The paper, “Terawatt-Scale Photovoltaics: Trajectories and Challenges,” focuses on the recent trajectory of photovoltaics (PV) in the wake of a solar energy conference. Fifty-seven experts met in Germany in March 2016 for a gathering of the Global Alliance of Solar Energy Research Institutes (GA-SERI), where they discussed what policy initiatives and technology advances are needed to support significant expansion of solar power over the next couple of decades.
“When we came together, there was a consensus that the global PV industry is on a clear trajectory to reach the multi-terawatt scale over the next decade,” said lead author Nancy Haegel, director of NREL’s Materials Science Center. “However, reaching the full potential for PV technology in the global energy economy will require continued advances in science and technology. Bringing the global research community together to solve challenges related to realizing this goal is a key step in that direction.”
The GA-SERI paper discusses a realistic trajectory to install 5 to 10 TW of PV capacity by 2030. Reaching that figure should be achievable through continued technology improvements and cost decreases, as well as the continuation of incentive programs to defray upfront costs of PV systems, according to the paper, which was also co-authored by David Feldman, Robert Margolis, William Tumas, Gregory Wilson, Michael Woodhouse and Sarah Kurtz of NREL.

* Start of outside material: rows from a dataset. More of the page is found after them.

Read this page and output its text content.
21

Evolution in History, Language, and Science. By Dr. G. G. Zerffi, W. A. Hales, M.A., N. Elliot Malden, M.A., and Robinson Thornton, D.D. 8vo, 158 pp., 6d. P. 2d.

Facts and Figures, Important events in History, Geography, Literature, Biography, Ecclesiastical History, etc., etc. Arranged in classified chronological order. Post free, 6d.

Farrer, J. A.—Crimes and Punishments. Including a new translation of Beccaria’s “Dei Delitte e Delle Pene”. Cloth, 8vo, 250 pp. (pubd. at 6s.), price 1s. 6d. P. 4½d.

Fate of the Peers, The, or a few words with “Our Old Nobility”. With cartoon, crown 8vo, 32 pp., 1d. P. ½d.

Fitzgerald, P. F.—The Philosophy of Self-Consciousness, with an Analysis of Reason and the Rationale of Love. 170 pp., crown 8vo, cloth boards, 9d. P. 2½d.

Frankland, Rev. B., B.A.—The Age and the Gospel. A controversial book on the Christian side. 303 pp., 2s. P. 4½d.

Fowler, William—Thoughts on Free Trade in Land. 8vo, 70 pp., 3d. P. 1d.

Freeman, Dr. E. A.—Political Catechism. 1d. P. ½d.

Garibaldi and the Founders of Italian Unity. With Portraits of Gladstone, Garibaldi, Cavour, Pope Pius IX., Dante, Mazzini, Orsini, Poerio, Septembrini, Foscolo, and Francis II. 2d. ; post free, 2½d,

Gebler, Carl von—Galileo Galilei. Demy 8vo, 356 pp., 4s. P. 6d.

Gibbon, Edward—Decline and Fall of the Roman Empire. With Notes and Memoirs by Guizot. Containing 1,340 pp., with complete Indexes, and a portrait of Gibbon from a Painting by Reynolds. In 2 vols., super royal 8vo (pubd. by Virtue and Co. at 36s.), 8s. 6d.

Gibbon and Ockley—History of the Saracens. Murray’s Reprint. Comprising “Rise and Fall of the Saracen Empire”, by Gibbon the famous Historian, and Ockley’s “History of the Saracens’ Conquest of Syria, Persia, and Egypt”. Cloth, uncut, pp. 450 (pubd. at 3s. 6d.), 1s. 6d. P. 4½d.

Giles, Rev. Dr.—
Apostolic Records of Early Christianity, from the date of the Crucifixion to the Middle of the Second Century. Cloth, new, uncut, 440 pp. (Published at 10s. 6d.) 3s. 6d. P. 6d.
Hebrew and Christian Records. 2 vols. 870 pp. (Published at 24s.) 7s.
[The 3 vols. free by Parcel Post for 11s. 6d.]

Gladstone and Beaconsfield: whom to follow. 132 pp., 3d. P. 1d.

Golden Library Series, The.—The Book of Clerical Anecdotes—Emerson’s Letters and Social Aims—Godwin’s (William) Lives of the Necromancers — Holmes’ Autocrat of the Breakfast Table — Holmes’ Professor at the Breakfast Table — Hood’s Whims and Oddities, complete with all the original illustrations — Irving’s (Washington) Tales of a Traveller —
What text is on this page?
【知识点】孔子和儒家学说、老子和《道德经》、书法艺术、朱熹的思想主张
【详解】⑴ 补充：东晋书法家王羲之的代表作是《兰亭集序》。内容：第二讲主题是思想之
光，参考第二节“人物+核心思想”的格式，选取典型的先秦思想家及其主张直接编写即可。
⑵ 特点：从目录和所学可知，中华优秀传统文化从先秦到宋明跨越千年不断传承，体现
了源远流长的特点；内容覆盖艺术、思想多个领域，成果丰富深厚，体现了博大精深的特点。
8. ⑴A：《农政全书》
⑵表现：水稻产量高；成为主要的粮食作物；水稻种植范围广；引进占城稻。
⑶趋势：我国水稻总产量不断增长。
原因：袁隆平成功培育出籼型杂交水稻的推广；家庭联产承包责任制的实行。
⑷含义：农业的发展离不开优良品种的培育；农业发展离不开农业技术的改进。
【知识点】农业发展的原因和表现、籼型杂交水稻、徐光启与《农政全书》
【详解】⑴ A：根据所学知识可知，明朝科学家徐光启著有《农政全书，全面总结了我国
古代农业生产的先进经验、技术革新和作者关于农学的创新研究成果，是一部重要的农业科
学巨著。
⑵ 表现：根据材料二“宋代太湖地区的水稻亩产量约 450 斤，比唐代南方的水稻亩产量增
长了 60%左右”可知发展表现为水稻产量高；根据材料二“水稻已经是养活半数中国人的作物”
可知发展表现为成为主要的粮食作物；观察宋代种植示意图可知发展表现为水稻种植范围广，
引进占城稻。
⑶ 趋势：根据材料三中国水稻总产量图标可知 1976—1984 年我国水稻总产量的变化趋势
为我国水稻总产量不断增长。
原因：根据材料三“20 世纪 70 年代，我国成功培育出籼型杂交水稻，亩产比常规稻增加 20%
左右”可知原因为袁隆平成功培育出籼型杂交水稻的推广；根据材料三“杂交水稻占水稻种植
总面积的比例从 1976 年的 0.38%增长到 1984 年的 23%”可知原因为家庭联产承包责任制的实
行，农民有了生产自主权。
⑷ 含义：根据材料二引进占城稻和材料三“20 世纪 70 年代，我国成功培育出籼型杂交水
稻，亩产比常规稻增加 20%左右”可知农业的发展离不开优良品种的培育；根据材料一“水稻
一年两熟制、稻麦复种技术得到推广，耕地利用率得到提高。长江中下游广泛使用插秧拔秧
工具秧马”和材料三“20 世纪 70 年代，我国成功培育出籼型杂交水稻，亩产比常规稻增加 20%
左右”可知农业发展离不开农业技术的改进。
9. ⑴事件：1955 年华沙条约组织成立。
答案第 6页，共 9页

GA-SERI’s experts predict 5 to 10 TW of PV capacity could be in place by 2030 if there is a continued reduction in the cost of PV while the performance of solar modules are improved; cost and time requirements are lowered to expand manufacturing and installation capacity; more flexible grids are able to handle high levels of PV through increased load shifting, energy storage or transmission; there is an increased demand for electricity by using more for transportation and heating or cooling; and continued progress is made in the storage of energy generated by solar power.
The Fraunhofer Institute for Solar Energy, the National Institute of Advanced Industrial Science and Technology and the National Renewable Energy Laboratory are the member institutes of GA-SERI, which was founded in 2012. NREL is the U.S. Department of Energy’s primary national laboratory for renewable energy and energy efficiency research and development.